1. The phosphate groups is esterified to C-5' of ribose. Free nucleotides exist as either NTP, NDP, NMP (Nucleotide tri, di, or mono phosphate)

DNA

• Nucleotides are linked together via a covalent bond called a phosphodiester bond. The 5-OH of one sugar is linked to the 3' OH of the subsequent sugar. As a result each chain has a 5' end and a 3' end. Which gives DNA its directionality.
• The DNA backbone which contains ribose and phosphate groups is highly hydrophilic.
• As I mentioned earlier DNA is many times more stable than RNA due to the lack of 2' hydroxyl group. The 2' hydroxyl in RNA undergoes base catalyzed hydrolysis and hence leads to the short half life of DNA. Over the years evolution switched how genetic material was stored from DNA to RNA.
• The nitrogenous bases are both hydrophobic and planar. Due to the planaraity adjacent bases stack on each other. The bases contain ring nitrogens, exocyclic nitrogens, and carbonyl all can participate in hydrogen bonding. The complimentary which maximizes the hydrogen bonding between adjacent bases on anti-parallel strands (between donor and acceptor) led to the idea that Adenine pairs with Thymine (or Uracil) and Guanine pairs with Cytosine. Adenine and Thymine pair with each other due to the formation of two hydrogen bonds while Guanine and Cytosine pair with each other by the formation of three hydrogen bonds.

DNA as a mechanism for storage of genetic information

• Structure of DNA determined in 1953 (Watson and Crick) which allowed you to understand how information is passed from one generation to the next.
• The structure determined by crystal structure showed that DNA is anti-parallel double helix. The strands are held together by complimentary base pairing. The bases are found on the inside while the backbone is hydrophilic and found on the outside. The bases are stacked off center which leads to a ladder like structure that goes up into the helix. There are around 10.5 base pairs per turn of the helix. The helix is RIGHT HANDED which creates two grooves: the major and minor groove.
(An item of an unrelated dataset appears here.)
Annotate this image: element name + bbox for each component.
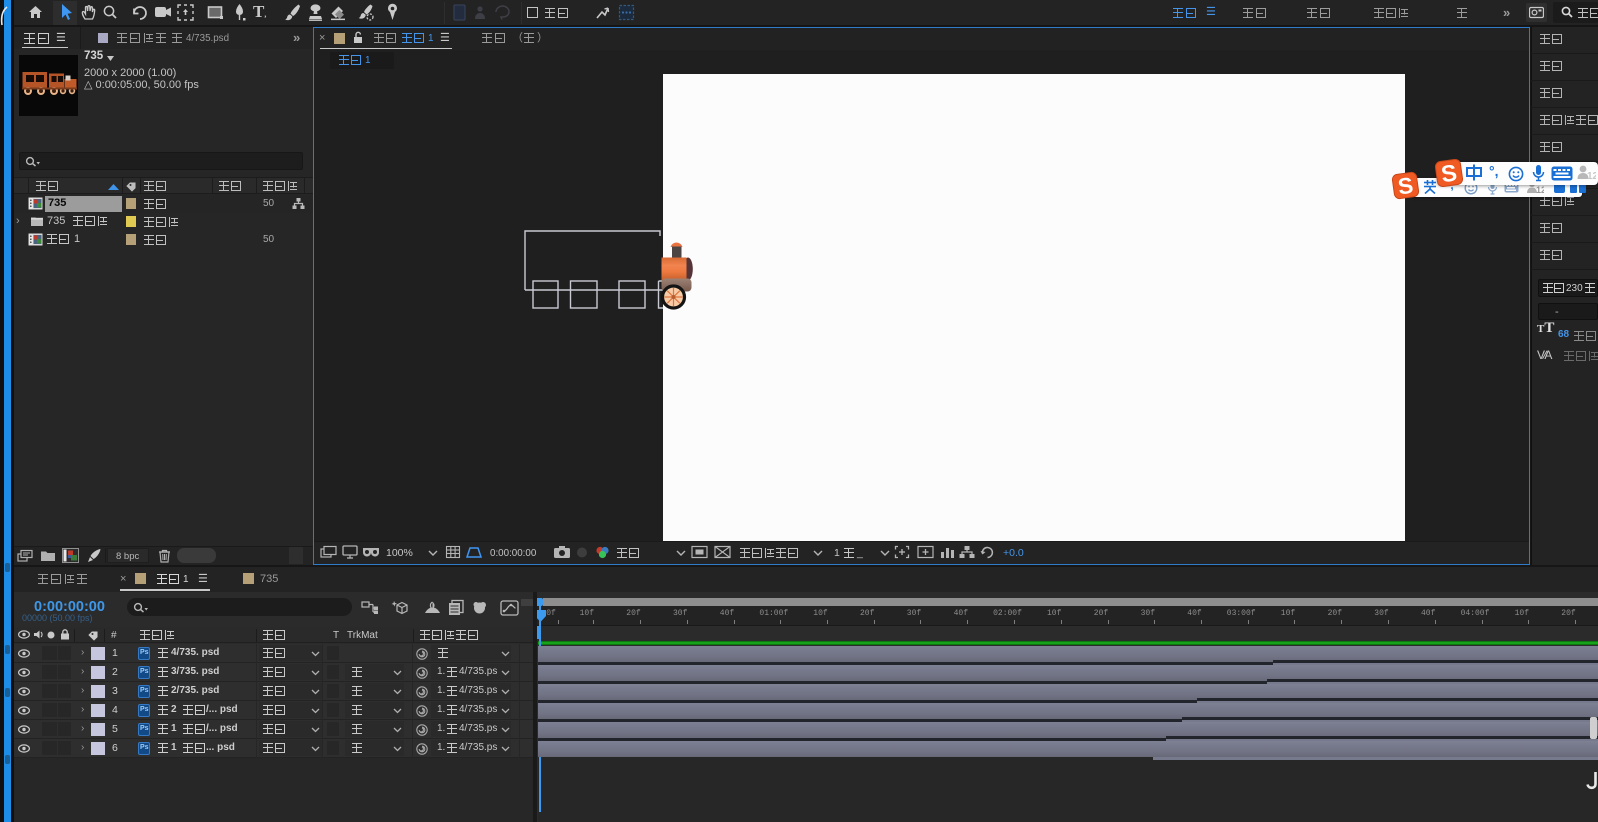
svg-text:12: 12 (1587, 171, 1596, 181)
svg-text:12: 12 (1536, 185, 1544, 194)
The major and minor groove serve as areas of recognition due to particular consensus sequences that can be bound by protein or other molecules to regulate gene expression.
• The complimentary base pairing allowed for further elucidation of how DNA is replicated and passed on: Each strand contains enough information to serve as a template to replicate. (The information is presented twice just to prevent the number of errors that could be formed).
• Non-enzymatic reactions can lead to mutations. These include deamination of cytosine, UV light which forms thymine dimers (stay away from the sun), Depurination, and others.

Methods: DNA sequencing

It is easy and routine to determine the sequence of a stretch of DNA hundreds of nucleotides long.

History of DNA sequencing:

1. Maxim and Gilbert: 1977 It uses differential chemical reactivity of the baes with various 'reagents' to selectively induce strand cleavage. These fragments were then run on a PAGE Gel. The lanes were usually A A+T G C+G. These special reagens were such that they cleaved before a adenine, before either a adenine or a thymine, before a guanine or before a cytosine or guanine. As youc an see this is quite tedious and requires large amounts of DNA.

2. Sanger Sequencing- His method uses an enzymatic reaction to sequence DNA. An oligonucleotide primer is extended by a DNA polymerase in the presence of each of the four nucleoside triphosphates and a low concentration of one dideoxy nucleoside triphosphate. The polymerase produces a new chain complementary to one strand of the DNA, but each time the polymerase reaches a base complementary to the one for which a dideoxy nucleotide is present, there is a chance that a dideoxy nucleotide will be incorporated. Although it is readily incorporated, the dideoxy nucleotide is a chain terminator (it does not have a 3’OH, which is required for subsequent extension of the chain). Four reactions are performed, one with each dideoxy nucleotide and the results shown on a denaturing PAGE GEL.

3. Automation- Currently automated DNA sequencing is used where fluorescent dyes are used to generate four distinct signals. Instead of four separate reactions like the Sanger, all the reactions are run at the same time, this is rather quick and able to sequence a 100-500 nucleotide sequence in a few minutes.